Institucionalidad y facticidad en la práctica política

 

Todo parece indicar que Néstor Kirchner recuperará su salud y que en poco tiempo -a juzgar por sus declaraciones- volverá a la actividad política. Por lo pronto, su enfermedad puso en evidencia la fragilidad tanto de su salud como del sistema político que contribuyó de manera decisiva a montar. También puso de relieve el singular rol político que desempeña. Los observadores locales e internacionales transmitieron la noticia como si de hecho se tratara de la enfermedad de un presidente, al punto que su incidente fue comparado con los que sufrieron Menem en 1993 y De la Rúa en el 2001, cuando eran mandatarios.

El sistema político que funciona en la actualidad compromete no sólo al oficialismo sino a la oposición, ya que todos actúan como si efectivamente la máxima autoridad política del Estado fuera Kirchner. En las filas del oficialismo, ministros, autoridades políticas y funcionarios en general se reportan ante su autoridad.

Asimismo, su enfermedad permitió alentar la esperanza de que su mujer pudiera efectivamente asumir el rol presidencial que de hecho ejerce su marido. Pero las declaraciones de él prometiendo el retorno a la política, alejan esta posibilidad que, de todas maneras, de haberse cumplido dejaba abierto un interrogante respecto de la capacidad de la señora Kirchner para asumir plenamente sus funciones.

Si bien en 1983, el país recuperó la democracia y los argentinos nos propusimos a partir de ese momento gobernarnos sin la tutela de las Fuerzas Armadas, da la impresión de que un cuarto de siglo después no hemos aprendido a liberarnos de la tutela de los caudillos.
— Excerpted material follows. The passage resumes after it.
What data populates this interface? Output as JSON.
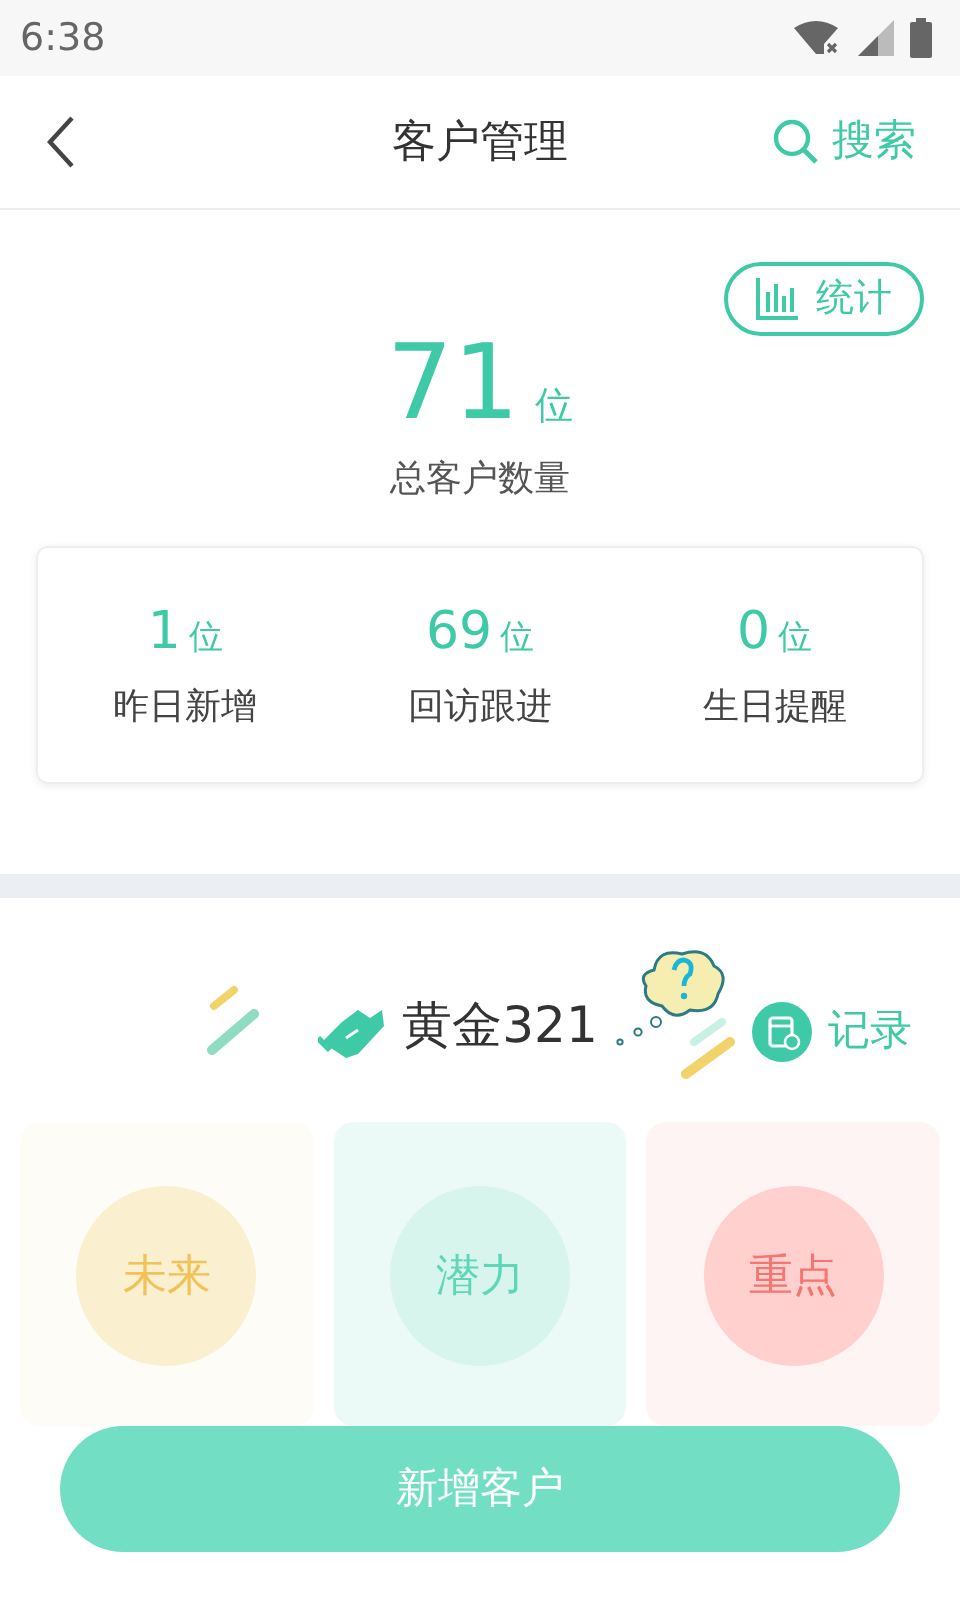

El problema es serio porque una democracia que se precie privilegia las instituciones por encima de los papeles mesiánicos de dirigentes que están muy preocupados por hacerle creer al resto de la ciudadanía que sin su conducción les aguarda el abismo.
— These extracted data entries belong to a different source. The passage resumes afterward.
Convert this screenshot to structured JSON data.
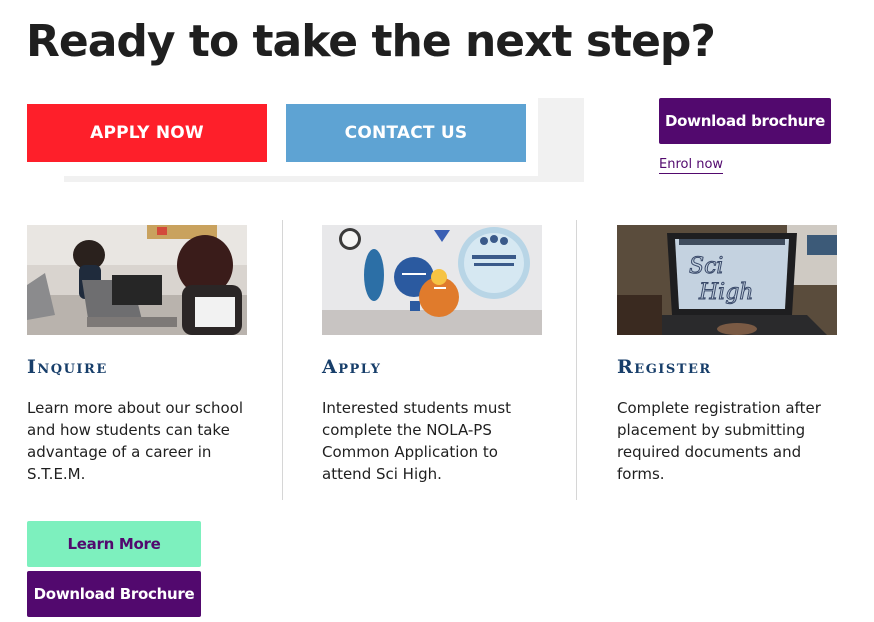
{
  "hero": {
    "headline": "Ready to take the next step?"
  },
  "cta": {
    "apply_label": "APPLY NOW",
    "apply_color": "#fe1f2a",
    "contact_label": "CONTACT US",
    "contact_color": "#5ea3d3",
    "download_label": "Download brochure",
    "enrol_label": "Enrol now"
  },
  "cards": [
    {
      "title": "Inquire",
      "text": "Learn more about our school and how students can take advantage of a career in S.T.E.M.",
      "image": "students-with-laptops-photo"
    },
    {
      "title": "Apply",
      "text": "Interested students must complete the NOLA-PS Common Application to attend Sci High.",
      "image": "values-wall-signs-photo"
    },
    {
      "title": "Register",
      "text": "Complete registration after placement by submitting required documents and forms.",
      "image": "laptop-sci-high-design-photo"
    }
  ],
  "footer_buttons": {
    "learn_more_label": "Learn More",
    "learn_more_color": "#7df0be",
    "download_label": "Download Brochure",
    "brand_purple": "#52096e"
  }
}
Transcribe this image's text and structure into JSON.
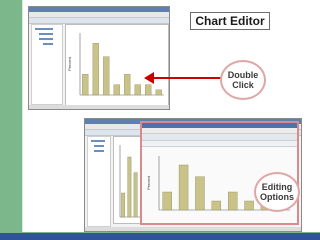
{
  "slide": {
    "title": "Chart Editor",
    "callout_1": {
      "line1": "Double",
      "line2": "Click"
    },
    "callout_2": {
      "line1": "Editing",
      "line2": "Options"
    }
  },
  "colors": {
    "accent_green": "#7bb78a",
    "bar_fill": "#c9c38a",
    "arrow_red": "#cc0000",
    "oval_border": "#e0a7a7",
    "bottom_bar": "#2f5597"
  },
  "chart_data": {
    "type": "bar",
    "categories": [
      "1",
      "2",
      "3",
      "4",
      "5",
      "6",
      "7",
      "8"
    ],
    "values": [
      20,
      50,
      37,
      10,
      20,
      10,
      10,
      5
    ],
    "ylabel": "Percent",
    "ylim": [
      0,
      60
    ]
  }
}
Con todo, el destino que nos espera no es alentador. Ya es un clásico de la política argentina la presencia de caudillos hegemónicos que en una primera etapa gozan del apoyo mayoritario de la población y luego, como consecuencia de sus abusos, excesos y de la fragilidad de la economía que acentúan con sus actos, pierden el poder. Y huelga decir que con esa pérdida se deterioran aún más las instituciones.

Una democracia que merezca ese nombre se distingue por la existencia de partidos fuertes e instituciones sólidas. En el orden interno del poder, la lealtad de los funcionarios a las instituciones prevalece sobre la subordinación al jefe. Ninguna de estas condiciones están presentes en la Argentina. Por el contrario, los seguidores del caudillo delegan sus responsabilidades por temor a ser sancionados o porque sencillamente les resulta más cómodo. En esas condiciones, una democracia se asemeja más a un jardín de infantes que a una Nación bien constituida.